NIHR Manchester Biomedical Research Centre, Manchester Academic Health Science Centre, Manchester University NHS Foundation Trust, Manchester,England, United Kingdom.
PLoS One. 2020 Mar 20;15(3):e0223939. doi: 10.1371/journal.pone.0223939. eCollection 2020.
Whilst susceptibility variants for many complex diseases, such as rheumatoid arthritis (RA), have been well characterised, the mechanism by which risk is mediated is still unclear for many loci. This is especially true for the majority of variants that do not affect protein-coding regions. lncRNA represent a group of molecules that have been shown to be enriched amongst variants associated with RA and other complex diseases, compared to random variants. In order to establish to what degree direct disruption of lncRNA may represent a potential mechanism for mediating RA susceptibility, we chose to further explore this overlap. By testing the ability of annotated features to improve a model of disease susceptibility, we were able to demonstrate a local enrichment of enhancers from immune-relevant cell types amongst RA susceptibility variants (log2 enrichment 3.40). This was not possible for lncRNA annotations in general, however a small, but significant enrichment was observed for immune-enriched lncRNA (log2 enrichment 0.867002). This enrichment was no longer apparent when the model was conditioned on immune-relevant enhancers (log2 enrichment -0.372734), suggesting that direct disruption of lncRNA sequence, independent of enhancer disruption, does not represent a major mechanism by which susceptibility to complex diseases is mediated. Furthermore, we demonstrated that, in keeping with general lncRNA characteristics, immune-enriched lncRNA are expressed at low levels that may not be amenable to functional characterisation.
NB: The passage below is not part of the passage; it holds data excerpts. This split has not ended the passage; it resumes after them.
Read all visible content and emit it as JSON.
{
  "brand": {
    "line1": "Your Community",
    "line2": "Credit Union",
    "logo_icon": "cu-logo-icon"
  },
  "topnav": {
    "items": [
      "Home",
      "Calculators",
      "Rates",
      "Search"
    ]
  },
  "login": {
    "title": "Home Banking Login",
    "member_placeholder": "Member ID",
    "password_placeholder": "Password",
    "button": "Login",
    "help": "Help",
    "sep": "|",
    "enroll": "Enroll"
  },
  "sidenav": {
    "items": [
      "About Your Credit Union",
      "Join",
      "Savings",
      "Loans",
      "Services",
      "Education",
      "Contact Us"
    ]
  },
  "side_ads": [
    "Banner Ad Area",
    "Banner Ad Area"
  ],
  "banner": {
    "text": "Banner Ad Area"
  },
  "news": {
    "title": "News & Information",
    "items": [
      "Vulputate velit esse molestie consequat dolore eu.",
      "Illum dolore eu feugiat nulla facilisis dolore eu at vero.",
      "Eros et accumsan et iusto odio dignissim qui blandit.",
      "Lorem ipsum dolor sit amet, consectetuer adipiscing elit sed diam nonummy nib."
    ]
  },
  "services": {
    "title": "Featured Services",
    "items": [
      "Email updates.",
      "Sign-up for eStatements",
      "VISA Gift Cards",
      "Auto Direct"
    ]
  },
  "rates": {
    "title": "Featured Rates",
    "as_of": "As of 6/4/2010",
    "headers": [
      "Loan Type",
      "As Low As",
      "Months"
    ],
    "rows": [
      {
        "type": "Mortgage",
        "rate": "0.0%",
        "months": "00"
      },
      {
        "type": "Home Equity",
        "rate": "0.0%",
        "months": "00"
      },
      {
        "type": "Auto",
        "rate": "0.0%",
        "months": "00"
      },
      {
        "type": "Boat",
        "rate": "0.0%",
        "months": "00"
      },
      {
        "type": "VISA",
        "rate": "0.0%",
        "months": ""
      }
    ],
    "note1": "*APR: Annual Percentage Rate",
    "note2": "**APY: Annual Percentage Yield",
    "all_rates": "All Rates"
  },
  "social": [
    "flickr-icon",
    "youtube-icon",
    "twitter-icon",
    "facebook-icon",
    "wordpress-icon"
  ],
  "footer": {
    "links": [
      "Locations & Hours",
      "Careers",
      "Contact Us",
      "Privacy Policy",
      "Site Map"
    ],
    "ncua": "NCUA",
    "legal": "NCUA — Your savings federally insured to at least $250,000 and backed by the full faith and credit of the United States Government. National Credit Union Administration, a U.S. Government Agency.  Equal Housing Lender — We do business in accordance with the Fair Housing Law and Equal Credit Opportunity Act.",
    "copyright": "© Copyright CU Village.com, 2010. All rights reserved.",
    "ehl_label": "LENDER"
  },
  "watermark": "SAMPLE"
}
虽然许多复杂疾病(如类风湿关节炎(RA))的易感性变异已经得到很好的描述,但对于许多位点,风险的介导机制仍然不清楚。对于大多数不影响蛋白质编码区域的变异来说,尤其如此。lncRNA 是一类已被证明在与 RA 和其他复杂疾病相关的变异中比随机变异更为丰富的分子。为了确定直接破坏 lncRNA 是否可能代表介导 RA 易感性的潜在机制,我们选择进一步探索这种重叠。通过测试注释特征对疾病易感性模型的改善能力,我们能够证明 RA 易感性变异体中免疫相关细胞类型的增强子具有局部富集(log2 富集 3.40)。对于一般的 lncRNA 注释来说,这是不可能的,但是对于免疫富集的 lncRNA 观察到了一个较小但显著的富集(log2 富集 0.867002)。当模型根据免疫相关增强子进行条件化时,这种富集不再明显(log2 富集-0.372734),这表明 lncRNA 序列的直接破坏,而不依赖于增强子的破坏,并不代表复杂疾病易感性的主要介导机制。此外,我们还证明,与一般 lncRNA 特征一致,免疫富集的 lncRNA 表达水平较低,可能不适于功能表征。